I need help on understanding supervisor role in “ordinary” web architecture.

I’m thinking the data flow will be like the following (notice the plurals):

client -> Load Balancer (LB) -> elixir apps -> workers


client -> LB -> elixir apps -> supervisor -> workers


client -> LB -> elixir apps -> LB -> workers


client -> LB -> elixir apps -> message queue -> workers

The questions are:

  1. Where the supervisor should resides?
  2. Does LB and MQ diminish the role of a supervisor?

Or I might be wrong at all as thinking OTP supervisor as infrastructure layer supervisor.

The supervisor doesn’t do anything to your request.
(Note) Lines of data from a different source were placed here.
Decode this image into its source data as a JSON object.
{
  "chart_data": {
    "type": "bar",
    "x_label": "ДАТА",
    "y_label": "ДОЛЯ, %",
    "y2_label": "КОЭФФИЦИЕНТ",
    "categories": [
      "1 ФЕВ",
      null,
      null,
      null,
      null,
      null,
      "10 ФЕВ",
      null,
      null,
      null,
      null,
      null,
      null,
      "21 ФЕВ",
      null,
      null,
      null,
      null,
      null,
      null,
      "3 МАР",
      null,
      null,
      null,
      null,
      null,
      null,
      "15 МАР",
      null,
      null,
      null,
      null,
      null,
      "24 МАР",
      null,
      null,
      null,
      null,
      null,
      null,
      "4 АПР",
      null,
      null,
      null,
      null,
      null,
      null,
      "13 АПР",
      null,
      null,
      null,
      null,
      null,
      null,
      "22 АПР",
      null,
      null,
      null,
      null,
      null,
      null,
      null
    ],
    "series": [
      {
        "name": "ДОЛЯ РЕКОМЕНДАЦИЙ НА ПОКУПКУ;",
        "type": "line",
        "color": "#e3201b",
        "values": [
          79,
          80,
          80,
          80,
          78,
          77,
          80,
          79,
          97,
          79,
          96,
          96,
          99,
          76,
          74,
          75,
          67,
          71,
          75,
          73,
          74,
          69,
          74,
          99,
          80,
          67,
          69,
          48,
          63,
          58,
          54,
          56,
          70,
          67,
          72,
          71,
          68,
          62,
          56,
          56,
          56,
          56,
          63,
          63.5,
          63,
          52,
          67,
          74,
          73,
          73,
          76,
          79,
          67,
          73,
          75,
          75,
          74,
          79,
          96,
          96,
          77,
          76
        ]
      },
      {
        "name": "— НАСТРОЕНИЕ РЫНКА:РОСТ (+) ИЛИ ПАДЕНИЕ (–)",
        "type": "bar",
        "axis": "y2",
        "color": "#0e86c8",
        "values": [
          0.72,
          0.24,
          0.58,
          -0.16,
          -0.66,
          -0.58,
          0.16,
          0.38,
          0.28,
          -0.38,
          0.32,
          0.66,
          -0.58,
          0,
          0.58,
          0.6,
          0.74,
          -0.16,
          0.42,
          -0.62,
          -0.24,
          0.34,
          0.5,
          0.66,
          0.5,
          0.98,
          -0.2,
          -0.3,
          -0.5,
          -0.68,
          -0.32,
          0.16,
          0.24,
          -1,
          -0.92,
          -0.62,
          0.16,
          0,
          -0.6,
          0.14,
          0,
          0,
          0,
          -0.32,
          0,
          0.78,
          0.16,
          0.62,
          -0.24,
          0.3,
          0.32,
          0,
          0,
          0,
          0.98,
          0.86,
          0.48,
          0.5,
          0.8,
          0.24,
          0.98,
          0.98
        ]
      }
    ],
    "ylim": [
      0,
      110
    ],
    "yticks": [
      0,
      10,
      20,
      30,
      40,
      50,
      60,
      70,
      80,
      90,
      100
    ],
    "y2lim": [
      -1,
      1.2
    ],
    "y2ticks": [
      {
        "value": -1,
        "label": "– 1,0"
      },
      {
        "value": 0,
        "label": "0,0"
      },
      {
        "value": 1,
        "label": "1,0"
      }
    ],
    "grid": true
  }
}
It just sits there and restart crashed processes.

so, supervisor doesn’t manages child node process at all?

Supervision trees is how you impose structure to your Erlang programs. They start with a simple concept, a supervisor, whose only job is to start processes, look at them, and restart them when they fail. By the way, supervisor are one of the core components of ‘OTP’, the general development framework used in the name ‘Erlang/OTP’.


Usually it only managed static and longrunning processes, not such that are only spawned to handle a single request/workunit/connection or similar.

yes, but that article doesn’t mention supervisor’s relationship with “non OTP system” like the LB and MQ.

Supervisor is an OTP concept. The load balancing between nodes is the responsibility of the BEAM. RabbitMQ is an OTP application (unless you are talking about the BEAM process mailboxes - the mailbox is an integral part of any BEAM process while the BEAM handles the details of message routing between BEAM processes).

Is your question about Erlang supervisors, or the abstract idea of a supervisor in general?

Assuming the first, in your example, supervisors are internal to the Elixir app (and the message queue, if you’re using rabbitmq). They have nothing to do with load balancing, etc. It’s just a way of organizing work within an OS process. It’s not an infra-level concept.

The BEAM spreads processes on schedulers within a single node. It doesn’t load balance between nodes.

RIght - got carried away there - the BEAM distributes the processes across the all the cores available to the node.